Il secondo frutto è che il cambiamento diventi realtà, diventi un cambiamento interiore che piano piano cambia il modo di agire quotidiano. Anche nelle Chiese c'è un cambiamento; le Chiese hanno capito che la loro comunicazione con il popolo non era all'altezza. In questa circostanza ognuno ha appreso qualcosa per sé, e questo ritengo sia molto importante. Penso che le Chiese abbiano capito che l'umiltà è molto proficua. In questo movimento le Chiese non sono state i leader, hanno semplicemente accompagnato. È stato molto importante per le Chiese stesse capire che devono accompagnare, accompagnare è la presenza di Gesù stesso tra la gente, perché Gesù è già tra la gente, se non ci fosse Dio questa gente, queste migliaia di persone non si sarebbero radunate. La Chiesa, accompagnando, ha conquistato i cuori.

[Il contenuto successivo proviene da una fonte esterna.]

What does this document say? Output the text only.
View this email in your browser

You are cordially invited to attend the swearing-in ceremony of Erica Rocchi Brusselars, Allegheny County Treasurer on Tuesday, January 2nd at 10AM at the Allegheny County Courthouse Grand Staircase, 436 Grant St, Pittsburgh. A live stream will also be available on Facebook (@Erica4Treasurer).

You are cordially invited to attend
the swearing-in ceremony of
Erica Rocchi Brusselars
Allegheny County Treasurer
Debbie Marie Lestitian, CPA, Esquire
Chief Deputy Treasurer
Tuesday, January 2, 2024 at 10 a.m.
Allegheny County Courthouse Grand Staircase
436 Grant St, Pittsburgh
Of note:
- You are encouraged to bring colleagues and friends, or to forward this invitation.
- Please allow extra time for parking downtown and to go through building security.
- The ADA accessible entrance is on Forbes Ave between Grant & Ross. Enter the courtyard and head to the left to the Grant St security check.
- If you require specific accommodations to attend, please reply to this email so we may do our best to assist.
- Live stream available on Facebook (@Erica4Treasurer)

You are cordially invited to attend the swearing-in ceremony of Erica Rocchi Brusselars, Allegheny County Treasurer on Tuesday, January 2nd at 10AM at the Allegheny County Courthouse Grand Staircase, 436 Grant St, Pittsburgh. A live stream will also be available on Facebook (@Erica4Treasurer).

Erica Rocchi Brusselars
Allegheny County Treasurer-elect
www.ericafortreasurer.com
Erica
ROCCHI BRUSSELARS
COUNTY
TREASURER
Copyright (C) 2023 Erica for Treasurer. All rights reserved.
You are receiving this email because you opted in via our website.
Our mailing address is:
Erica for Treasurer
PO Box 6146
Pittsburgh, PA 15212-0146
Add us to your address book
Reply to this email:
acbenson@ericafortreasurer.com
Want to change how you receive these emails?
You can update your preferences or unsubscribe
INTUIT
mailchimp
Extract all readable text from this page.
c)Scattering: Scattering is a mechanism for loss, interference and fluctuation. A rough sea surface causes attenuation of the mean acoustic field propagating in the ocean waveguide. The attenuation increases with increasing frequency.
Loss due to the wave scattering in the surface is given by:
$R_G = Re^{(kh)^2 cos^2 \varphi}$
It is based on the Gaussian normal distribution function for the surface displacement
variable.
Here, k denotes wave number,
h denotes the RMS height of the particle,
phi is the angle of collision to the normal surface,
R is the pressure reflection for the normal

Chi ha coniato l'espressione «teologia del Majdan»?
Io. Il Majdan ci fa vedere Dio in una prospettiva più ottimistica rispetto alle circostanze normali, ci dice che non ci sono porte chiuse, situazioni senza uscita; molti ucraini pensavano che finita l'era di Janukovič saremmo entrati in un'altra dittatura corrotta, senza speranza. Il Majdan ha mostrato che c'è sempre una via d'uscita, e che non dev'essere per forza violenta ma può essere pacifica, forte come l'acqua.